THE BIG NOWHERE by James Ellroy

Danny felt the sun and the smell go to work on his skinful of booze, sandpapering him. “I’m a Sheriff’s Homicide detective. Are you Thomas Cormier?”

“I am indeed, and I’ve never killed anyone and I don’t associate with killers. I’ve got some killer mustelids, but they only kill the rodents I feed them. If that’s a crime, I’ll take the blame. I keep my mustelidae in captivity, so if they called a bum tune, I’ll pay the piper.”

The man looked too intelligent to be an outright loony. Danny said, “Mr. Cormier, I heard you’re an expert on wolverines.”

“That is the God’s truth. I have eleven in captivity right this instant, my baby refrigeration unit keeping them nice and cool, the way they like it.”

Danny queased on cigar smoke and halitosis; he willed himself pro. “This is why I’m here, Mr. Cormier. Four men have been killed between New Year’s and now. They were mutilated by a man wearing denture plates with wolverine teeth attached. There’s a dental lab several blocks from here–the only one in LA that manufactures actual animal dentures. I think that’s a strange coincidence, and I thought maybe you could help me out with it.”

Thomas Cormier snuffed his cigar and pocketed the butt. “That is just about the strangest thing I have heard in my entire time on this planet, which dates back to 1887. What else have you got on your killer?”

Danny said, “He’s tall, middle-aged, gray-haired. He knows the jazz world, he can purchase heroin, he knows his way around male prostitutes.” He stopped, thinking of Reynolds Loftis, wondering if he’d get anything that wasn’t circumstantial on him. “And he’s a homosexual.”

Cormier laughed. “Sounds like a nice fellow, and sorry I can’t help you. I don’t know anybody like that, and if I did, I think I’d keep my back to the wall and my trusty rifle out when he came to call. And this fellow’s enamored of Gulo luscus?”

“If you mean wolverines, yes.”

“Lord. Well, I admire his taste in mustelids, if not the way he displays his appreciation.”

Danny sighed. “Mr. Cormier, do you know anything about the Joredco Dental Lab?”

“Sure, just down the street. I think they make animal choppers.”

A clean take. Danny saw takes from Claire De Haven’s movie, pictured HIM seeing it, getting aroused, wanting more. “I’d like to see your wolverines.”

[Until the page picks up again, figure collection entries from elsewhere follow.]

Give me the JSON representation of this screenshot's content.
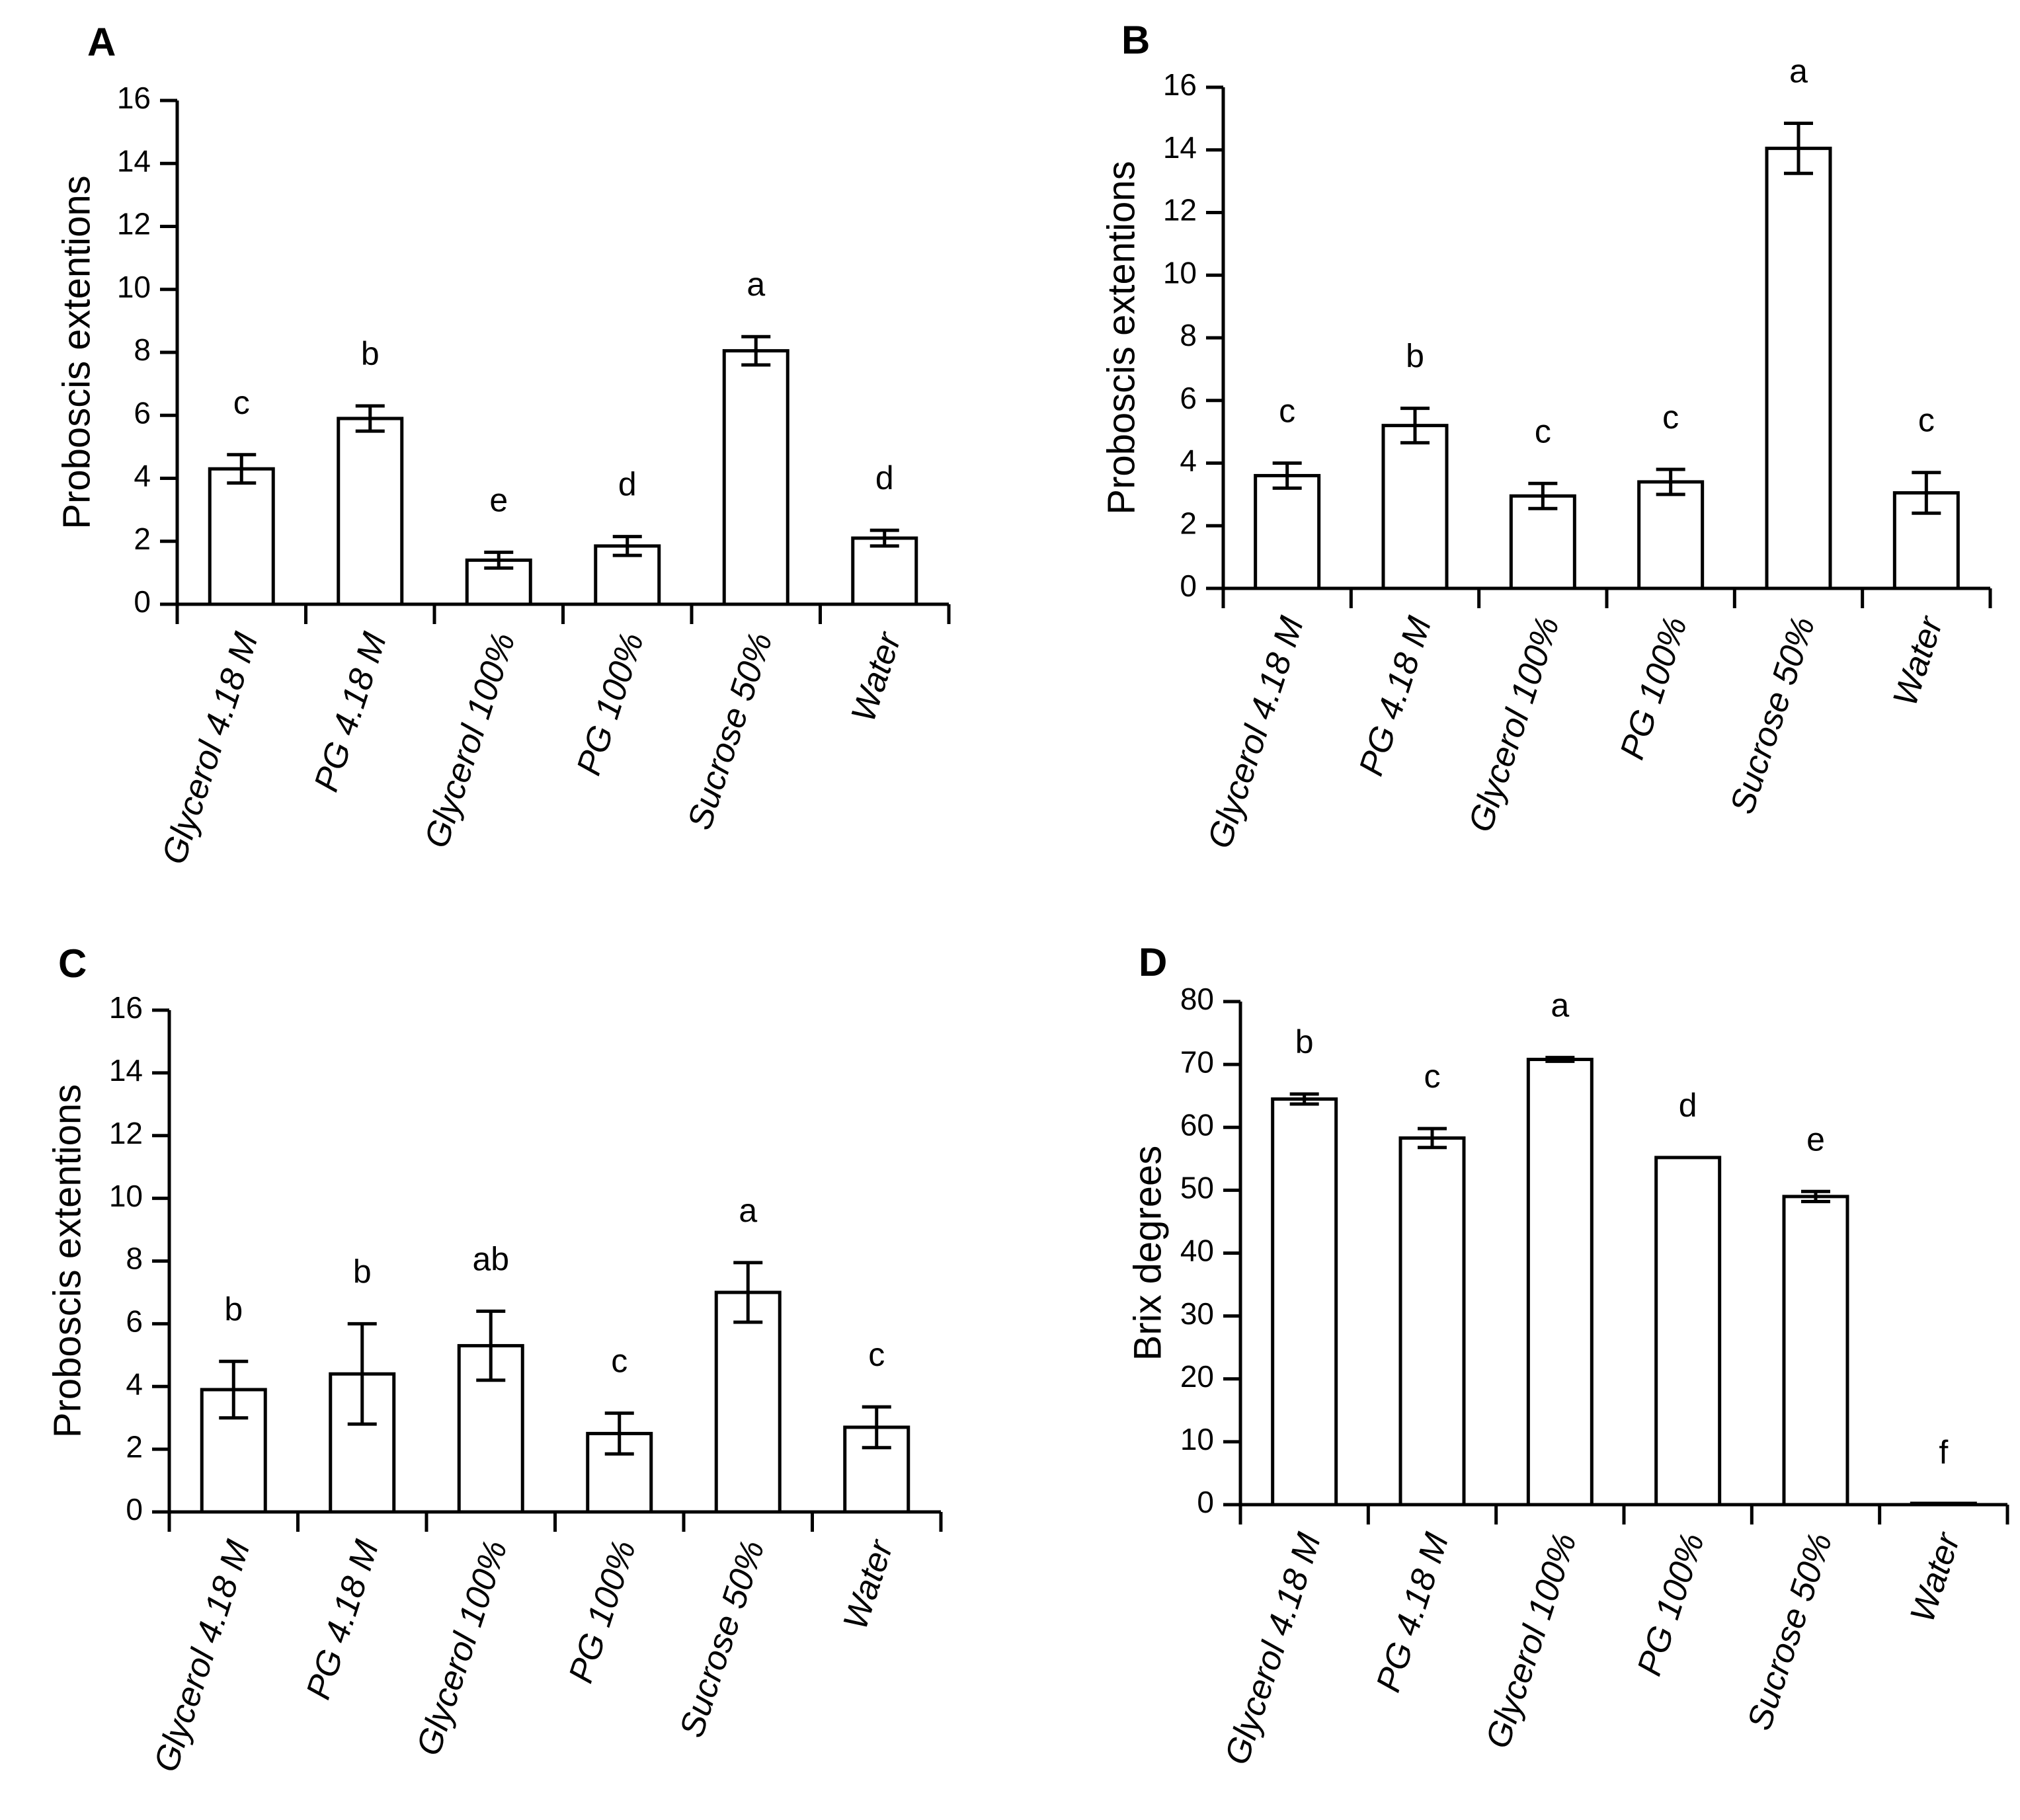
{
  "chart_data": [
    {
      "panel": "A",
      "type": "bar",
      "ylabel": "Proboscis extentions",
      "ylim": [
        0,
        16
      ],
      "yticks": [
        "0",
        "2",
        "4",
        "6",
        "8",
        "10",
        "12",
        "14",
        "16"
      ],
      "categories": [
        "Glycerol 4.18 M",
        "PG 4.18 M",
        "Glycerol 100%",
        "PG 100%",
        "Sucrose 50%",
        "Water"
      ],
      "values": [
        4.3,
        5.9,
        1.4,
        1.85,
        8.05,
        2.1
      ],
      "errors": [
        0.45,
        0.4,
        0.25,
        0.3,
        0.45,
        0.25
      ],
      "significance": [
        "c",
        "b",
        "e",
        "d",
        "a",
        "d"
      ]
    },
    {
      "panel": "B",
      "type": "bar",
      "ylabel": "Proboscis extentions",
      "ylim": [
        0,
        16
      ],
      "yticks": [
        "0",
        "2",
        "4",
        "6",
        "8",
        "10",
        "12",
        "14",
        "16"
      ],
      "categories": [
        "Glycerol 4.18 M",
        "PG 4.18 M",
        "Glycerol 100%",
        "PG 100%",
        "Sucrose 50%",
        "Water"
      ],
      "values": [
        3.6,
        5.2,
        2.95,
        3.4,
        14.05,
        3.05
      ],
      "errors": [
        0.4,
        0.55,
        0.4,
        0.4,
        0.8,
        0.65
      ],
      "significance": [
        "c",
        "b",
        "c",
        "c",
        "a",
        "c"
      ]
    },
    {
      "panel": "C",
      "type": "bar",
      "ylabel": "Proboscis extentions",
      "ylim": [
        0,
        16
      ],
      "yticks": [
        "0",
        "2",
        "4",
        "6",
        "8",
        "10",
        "12",
        "14",
        "16"
      ],
      "categories": [
        "Glycerol 4.18 M",
        "PG 4.18 M",
        "Glycerol 100%",
        "PG 100%",
        "Sucrose 50%",
        "Water"
      ],
      "values": [
        3.9,
        4.4,
        5.3,
        2.5,
        7.0,
        2.7
      ],
      "errors": [
        0.9,
        1.6,
        1.1,
        0.65,
        0.95,
        0.65
      ],
      "significance": [
        "b",
        "b",
        "ab",
        "c",
        "a",
        "c"
      ]
    },
    {
      "panel": "D",
      "type": "bar",
      "ylabel": "Brix degrees",
      "ylim": [
        0,
        80
      ],
      "yticks": [
        "0",
        "10",
        "20",
        "30",
        "40",
        "50",
        "60",
        "70",
        "80"
      ],
      "categories": [
        "Glycerol 4.18 M",
        "PG 4.18 M",
        "Glycerol 100%",
        "PG 100%",
        "Sucrose 50%",
        "Water"
      ],
      "values": [
        64.5,
        58.3,
        70.8,
        55.2,
        49.0,
        0
      ],
      "errors": [
        0.8,
        1.5,
        0.3,
        0,
        0.8,
        0
      ],
      "significance": [
        "b",
        "c",
        "a",
        "d",
        "e",
        "f"
      ]
    }
  ]
}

Cormier said, “Thought you’d never ask,” and walked ahead of Danny to the refrigeration shed. The air went from warm to freezing; the yapping became snarling; dark shapes lashed out and banged the mesh fronts of their pens. Cormier said, “Gulo luscus. Carcajou–evil spirit–to the Indians. The most insatiable carnivore alive and pound for pound the meanest mammal. Like I said, I admire your killer’s taste.”

Danny found a good sun angle–light square on a middle pen; he squatted down and looked, his nose to the wire. Inside, a long creature paced, turning in circles, snapping at the walls. Its teeth glinted; its claws scraped the floor; it looked like a coiled muscle that would not stop coiling until it killed and slept in satiation– or died. Danny watched, feeling the beast’s power, feeling HIM feeling it; Cormier talked. “Gulo luscus is two things: smart and intractable. I’ve known them to develop a taste for deer, hide in trees and toss nice edible bark down to lure them over, then jump down and rip the deer’s jugular out clean to the windpipe. Once they get a whiff of blood, they will not stop persisting. I’ve heard of wolverines stalking cougars wounded in mating battles. They’ll jab them from behind, take nips out and run away, a little meat here and there until the cougar nearly bleeds to death. When the poor fellow’s almost dead, Gulo attacks frontally, claws the cougar’s eyes out of his head and eats them like gumballs.”

Danny winced, transposing the image: Marty Goines, HIM, the creature he was watching. “I need to look at your records. All the wolverines you’ve lent out to movies and animal shows.”

Cormier said, “Officer, you can’t lend Gulos out, much as I’d like to make the money. They’re my private passion, I love them and I keep them around because they shore up my reputation as a mustelidologist. You lend Gulos out, they’ll attack anything human or animal within biting range. I had one stolen out of its pen five or six years ago, and my only consolation was that the stealer sure as hell got himself mangled.”